Monday, August 29, 2011

The Unpainted House





ROAD TO MY BIRTHPLACE

The house where I was born no longer stands.   In 2010 I found the road that led to it.   The present owners of the property have placed a large metal gate across the road and it’s locked, so I didn’t get any closer than that.  While I don’t remember living there, I can recall that we visited it a few times when I was a child.  

It was just an old farmhouse without any paint on the walls.  Daddy was a sharecropper.  Sharecroppers’ houses didn’t have paint on them. I enjoyed reading The Painted House by John Grisham.  Grisham’s book describes life in Northeastern Arkansas during the fifties.   The continuing story line involves a seven-year-old boy who wants to see his mother fulfill her lifelong dream of living in a painted house.  Although we lived in that house in the thirties, I suspect my mother would have been a great deal like the lady in the home – longing for something better, but having to settle for a run down sharecroppers shack.

I was born around 10 o’clock in the evening and sometime after that they settled down to try to get some rest, during the remainder of the night.  My parents were too poor to afford a crib, so they placed me on a pillow by the side of their bed.  According to them, I almost fell off.  My crying woke them up and they rescued me.    That wasn’t the only close call I had during  the first few days of life.     I couldn’t tolerate my mother’s milk nor could I tolerate the milk from our family cow.   There was no formula available in those days, and if there had been, they wouldn’t haven able to afford it.  I was in danger of starving to death.  Infant mortality was high in those days.  My aunt Melba once told me that they were all poor, but my mother and father were poorer than most.
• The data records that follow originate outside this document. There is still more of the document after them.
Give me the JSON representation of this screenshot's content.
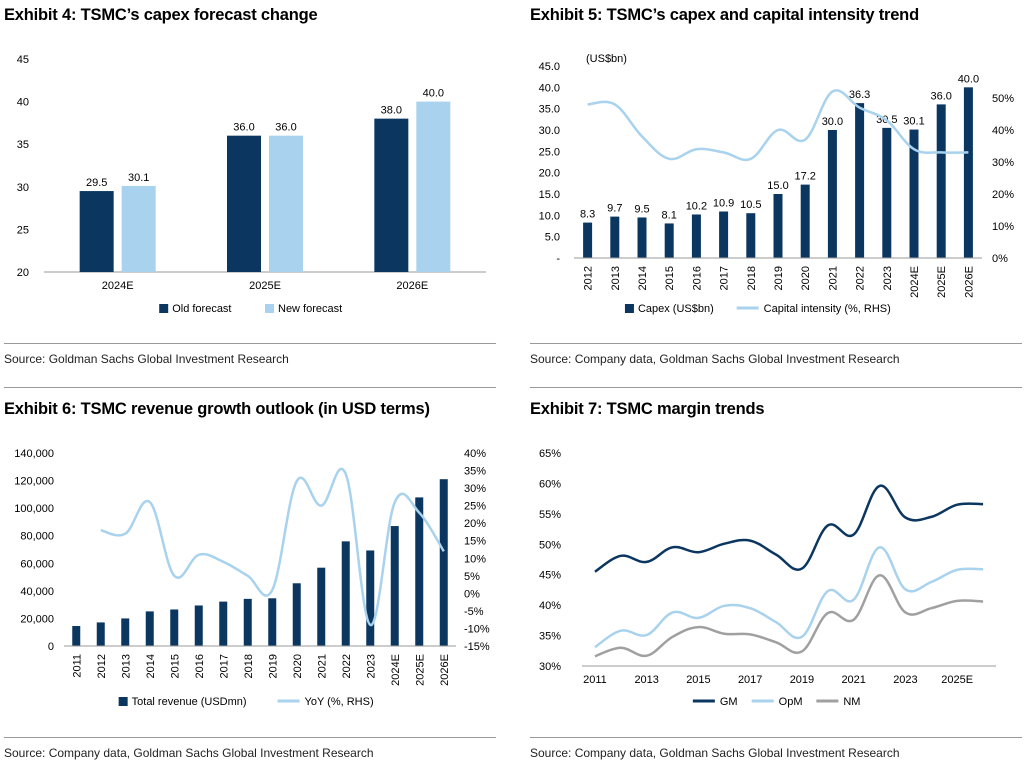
{
  "colors": {
    "dark": "#0b3660",
    "light": "#a8d2ee",
    "gray": "#a0a0a0"
  },
  "exhibit4": {
    "title": "Exhibit 4: TSMC’s capex forecast change",
    "source": "Source: Goldman Sachs Global Investment Research"
  },
  "exhibit5": {
    "title": "Exhibit 5: TSMC’s capex and capital intensity trend",
    "source": "Source: Company data, Goldman Sachs Global Investment Research"
  },
  "exhibit6": {
    "title": "Exhibit 6: TSMC revenue growth outlook (in USD terms)",
    "source": "Source: Company data, Goldman Sachs Global Investment Research"
  },
  "exhibit7": {
    "title": "Exhibit 7: TSMC margin trends",
    "source": "Source: Company data, Goldman Sachs Global Investment Research"
  },
  "chart_data": [
    {
      "id": "c4",
      "type": "bar",
      "categories": [
        "2024E",
        "2025E",
        "2026E"
      ],
      "series": [
        {
          "name": "Old forecast",
          "values": [
            29.5,
            36.0,
            38.0
          ],
          "labels": [
            "29.5",
            "36.0",
            "38.0"
          ]
        },
        {
          "name": "New forecast",
          "values": [
            30.1,
            36.0,
            40.0
          ],
          "labels": [
            "30.1",
            "36.0",
            "40.0"
          ]
        }
      ],
      "ylim": [
        20,
        45
      ],
      "yticks": [
        20,
        25,
        30,
        35,
        40,
        45
      ],
      "ytick_labels": [
        "20",
        "25",
        "30",
        "35",
        "40",
        "45"
      ],
      "legend": "bottom",
      "grid": false
    },
    {
      "id": "c5",
      "type": "bar",
      "categories": [
        "2012",
        "2013",
        "2014",
        "2015",
        "2016",
        "2017",
        "2018",
        "2019",
        "2020",
        "2021",
        "2022",
        "2023",
        "2024E",
        "2025E",
        "2026E"
      ],
      "series": [
        {
          "name": "Capex (US$bn)",
          "type": "bar",
          "values": [
            8.3,
            9.7,
            9.5,
            8.1,
            10.2,
            10.9,
            10.5,
            15.0,
            17.2,
            30.0,
            36.3,
            30.5,
            30.1,
            36.0,
            40.0
          ],
          "labels": [
            "8.3",
            "9.7",
            "9.5",
            "8.1",
            "10.2",
            "10.9",
            "10.5",
            "15.0",
            "17.2",
            "30.0",
            "36.3",
            "30.5",
            "30.1",
            "36.0",
            "40.0"
          ]
        },
        {
          "name": "Capital intensity (%, RHS)",
          "type": "line",
          "axis": "right",
          "values": [
            48,
            48,
            38,
            31,
            34,
            33,
            31,
            40,
            37,
            52,
            47,
            43,
            34,
            33,
            33
          ]
        }
      ],
      "left_unit_label": "(US$bn)",
      "ylim": [
        0,
        45
      ],
      "yticks": [
        0,
        5,
        10,
        15,
        20,
        25,
        30,
        35,
        40,
        45
      ],
      "ytick_labels": [
        "-",
        "5.0",
        "10.0",
        "15.0",
        "20.0",
        "25.0",
        "30.0",
        "35.0",
        "40.0",
        "45.0"
      ],
      "y2lim": [
        0,
        60
      ],
      "y2ticks": [
        0,
        10,
        20,
        30,
        40,
        50
      ],
      "y2tick_labels": [
        "0%",
        "10%",
        "20%",
        "30%",
        "40%",
        "50%"
      ],
      "legend": "bottom",
      "grid": false
    },
    {
      "id": "c6",
      "type": "bar",
      "categories": [
        "2011",
        "2012",
        "2013",
        "2014",
        "2015",
        "2016",
        "2017",
        "2018",
        "2019",
        "2020",
        "2021",
        "2022",
        "2023",
        "2024E",
        "2025E",
        "2026E"
      ],
      "series": [
        {
          "name": "Total revenue (USDmn)",
          "type": "bar",
          "values": [
            14500,
            17100,
            20000,
            25100,
            26500,
            29400,
            32200,
            34200,
            34600,
            45500,
            56800,
            75900,
            69300,
            87000,
            107800,
            121000
          ]
        },
        {
          "name": "YoY (%, RHS)",
          "type": "line",
          "axis": "right",
          "values": [
            null,
            18,
            17,
            26,
            5,
            11,
            9,
            5,
            1,
            32,
            25,
            34,
            -9,
            26,
            23,
            12
          ]
        }
      ],
      "ylim": [
        0,
        140000
      ],
      "yticks": [
        0,
        20000,
        40000,
        60000,
        80000,
        100000,
        120000,
        140000
      ],
      "ytick_labels": [
        "0",
        "20,000",
        "40,000",
        "60,000",
        "80,000",
        "100,000",
        "120,000",
        "140,000"
      ],
      "y2lim": [
        -15,
        40
      ],
      "y2ticks": [
        -15,
        -10,
        -5,
        0,
        5,
        10,
        15,
        20,
        25,
        30,
        35,
        40
      ],
      "y2tick_labels": [
        "-15%",
        "-10%",
        "-5%",
        "0%",
        "5%",
        "10%",
        "15%",
        "20%",
        "25%",
        "30%",
        "35%",
        "40%"
      ],
      "legend": "bottom",
      "grid": false
    },
    {
      "id": "c7",
      "type": "line",
      "x": [
        2011,
        2012,
        2013,
        2014,
        2015,
        2016,
        2017,
        2018,
        2019,
        2020,
        2021,
        2022,
        2023,
        2024,
        2025,
        2026
      ],
      "xticks": [
        2011,
        2013,
        2015,
        2017,
        2019,
        2021,
        2023,
        2025
      ],
      "xtick_labels": [
        "2011",
        "2013",
        "2015",
        "2017",
        "2019",
        "2021",
        "2023",
        "2025E"
      ],
      "series": [
        {
          "name": "GM",
          "values": [
            45.5,
            48.1,
            47.1,
            49.5,
            48.7,
            50.1,
            50.6,
            48.3,
            46.0,
            53.1,
            51.6,
            59.6,
            54.4,
            54.5,
            56.5,
            56.6
          ]
        },
        {
          "name": "OpM",
          "values": [
            33.1,
            35.8,
            35.1,
            38.8,
            37.9,
            39.9,
            39.5,
            37.2,
            34.8,
            42.3,
            40.9,
            49.5,
            42.6,
            43.8,
            45.8,
            45.9
          ]
        },
        {
          "name": "NM",
          "values": [
            31.6,
            33.0,
            31.7,
            34.8,
            36.4,
            35.3,
            35.2,
            33.9,
            32.4,
            38.7,
            37.6,
            44.9,
            38.8,
            39.5,
            40.7,
            40.6
          ]
        }
      ],
      "ylim": [
        30,
        65
      ],
      "yticks": [
        30,
        35,
        40,
        45,
        50,
        55,
        60,
        65
      ],
      "ytick_labels": [
        "30%",
        "35%",
        "40%",
        "45%",
        "50%",
        "55%",
        "60%",
        "65%"
      ],
      "legend": "bottom",
      "grid": false
    }
  ]
}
They did have farm animals, which included milk cows.  My grandparents also had  a milk cow or two, so they tried milk from their cows.  Whether my body got strong enough to accept cow’s milk or whether they found the right cow, I’ll never know.  I do know that I was finally able to drink the milk from my grandfather’s cow, so they simply traded cows.   Just think I’m probably alive today because of a cattle trade.